Zu diesem Zeitpunkt hatte sich Japan unter den Tokugawa-Shogune bereits vom Rest der Welt abgeschottet und gewährte nur chinesischen und holländischen Händlern begrenzten Zugang. 

Mehr als einmal wurden japanische Schiffe jedoch von einem Sturm oder Orkan in Richtung Kamtschatka getrieben, und die japanischen Seeleute, die einen Untergang ihres Schiffes  überlebten, schafften es an Land, das die russischen Monarchen inzwischen als ihr Eigentum betrachteten.

Die Japaner von Peter dem Großen

Einer dieser Überlebenden war der Kaufmann Dembei Tatekawa aus Osaka. Im Jahr 1697 wurde er von den Kosaken der Pionierabteilung von Wlodimir Otlasow entdeckt und vor den Stämmen der Kamchadal (Itelmen) geschützt. 

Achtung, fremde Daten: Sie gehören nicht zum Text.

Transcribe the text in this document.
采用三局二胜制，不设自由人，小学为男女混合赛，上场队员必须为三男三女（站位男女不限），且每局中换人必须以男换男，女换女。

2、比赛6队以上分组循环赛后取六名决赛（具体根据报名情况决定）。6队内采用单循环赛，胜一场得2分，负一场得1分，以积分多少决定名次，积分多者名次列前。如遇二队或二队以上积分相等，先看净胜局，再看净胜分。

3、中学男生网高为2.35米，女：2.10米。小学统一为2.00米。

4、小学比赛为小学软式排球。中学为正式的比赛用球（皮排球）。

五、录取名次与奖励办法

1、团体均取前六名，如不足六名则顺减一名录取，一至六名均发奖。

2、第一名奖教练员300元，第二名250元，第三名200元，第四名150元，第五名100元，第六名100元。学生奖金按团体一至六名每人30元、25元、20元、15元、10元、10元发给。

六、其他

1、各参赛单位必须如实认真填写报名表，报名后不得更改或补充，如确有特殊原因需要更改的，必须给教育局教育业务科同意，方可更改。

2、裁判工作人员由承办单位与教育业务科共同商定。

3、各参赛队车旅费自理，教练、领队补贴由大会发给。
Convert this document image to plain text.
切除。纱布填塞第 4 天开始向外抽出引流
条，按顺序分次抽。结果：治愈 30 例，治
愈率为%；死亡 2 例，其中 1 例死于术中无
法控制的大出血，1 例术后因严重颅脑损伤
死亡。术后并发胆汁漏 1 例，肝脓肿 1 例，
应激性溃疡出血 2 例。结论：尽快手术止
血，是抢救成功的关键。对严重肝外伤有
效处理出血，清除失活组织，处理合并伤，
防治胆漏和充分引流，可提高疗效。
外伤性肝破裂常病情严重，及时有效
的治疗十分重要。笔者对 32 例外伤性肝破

„Und als Wolodimer Otlasow mit Kosaken in das Land der Kamtschadalen kam und er, Dembei, sah, dass ihre Natur rein war, ging er zu ihnen. Und Wolodimir und seine Gefährten nahmen ihn, Dembei, auf und übergaben ihn nicht den Eingeborenen von Kamchadal, sondern brachten ihn in das sibirische Land“, beschrieb der Japaner später seine Erfahrungen.  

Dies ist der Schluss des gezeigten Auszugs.